If isStreaming returned false during errors, the view would flip
back to the idle screen, then back to streaming when the user tapped Retry, which would
destroy and recreate CameraView on every retry attempt. The current design
keeps the player alive and lets the error overlay sit on top of it.
StreamState lives as a @State variable in ContentView:
@State private var streamState: StreamState = .idle
@State is for view-local state — values that one view
owns and that don’t need to be observed by sibling views or a parent. SwiftUI
stores it outside the struct (since structs are value types and are recreated on every
render) and gives you a stable storage location that persists as long as the view is
in the hierarchy.
CameraView needs to both read and write streamState — it
reads it to decide what to render, and the player’s delegate needs to write to it
when the stream connects or fails. This is done with a @Binding:
// ContentView passes a binding down
CameraView(url: url, streamState: $streamState) { action in
pipAction = action
}
// CameraView declares it as a binding
struct CameraView: UIViewRepresentable {
@Binding var streamState: StreamState
// ...
}
The $ prefix creates a Binding<StreamState> — a
two-way reference that lets the child view read and write the parent’s state.
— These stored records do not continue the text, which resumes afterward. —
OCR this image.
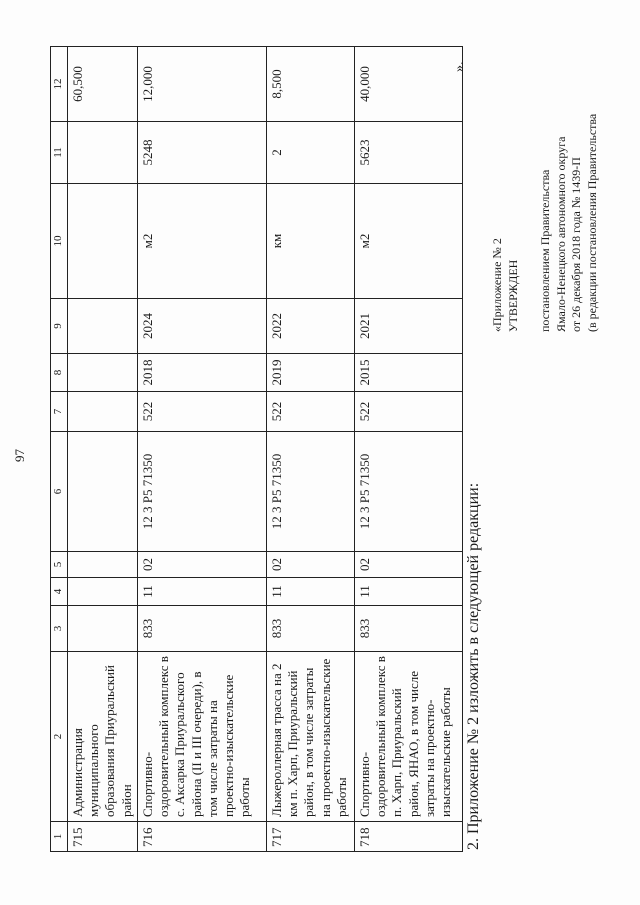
97
1	2	3	4	5	6	7	8	9	10	11	12
715	Администрация муниципального образования Приуральский район										60,500
716	Спортивно-оздоровительный комплекс в с. Аксарка Приуральского района (II и III очереди), в том числе затраты на проектно-изыскательские работы	833	11	02	12 3 Р5 71350	522	2018	2024	м2	5248	12,000
717	Лыжероллерная трасса на 2 км п. Харп, Приуральский район, в том числе затраты на проектно-изыскательские работы	833	11	02	12 3 Р5 71350	522	2019	2022	км	2	8,500
718	Спортивно-оздоровительный комплекс в п. Харп, Приуральский район, ЯНАО, в том числе затраты на проектно-изыскательские работы	833	11	02	12 3 Р5 71350	522	2015	2021	м2	5623	40,000	».
2. Приложение № 2 изложить в следующей редакции:
«Приложение № 2 УТВЕРЖДЕН постановлением Правительства Ямало-Ненецкого автономного округа от 26 декабря 2018 года № 1439-П (в редакции постановления Правительства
Think of it as passing a reference to a variable rather than a copy of its value.
StreamState is a Swift enum with associated values modeling four app phases.
Pattern matching (switch, if case) extracts state and associated
data cleanly. Helper properties on the enum provide convenient boolean checks for
SwiftUI view logic. State lives in ContentView as @State
and is shared downward to CameraView via @Binding.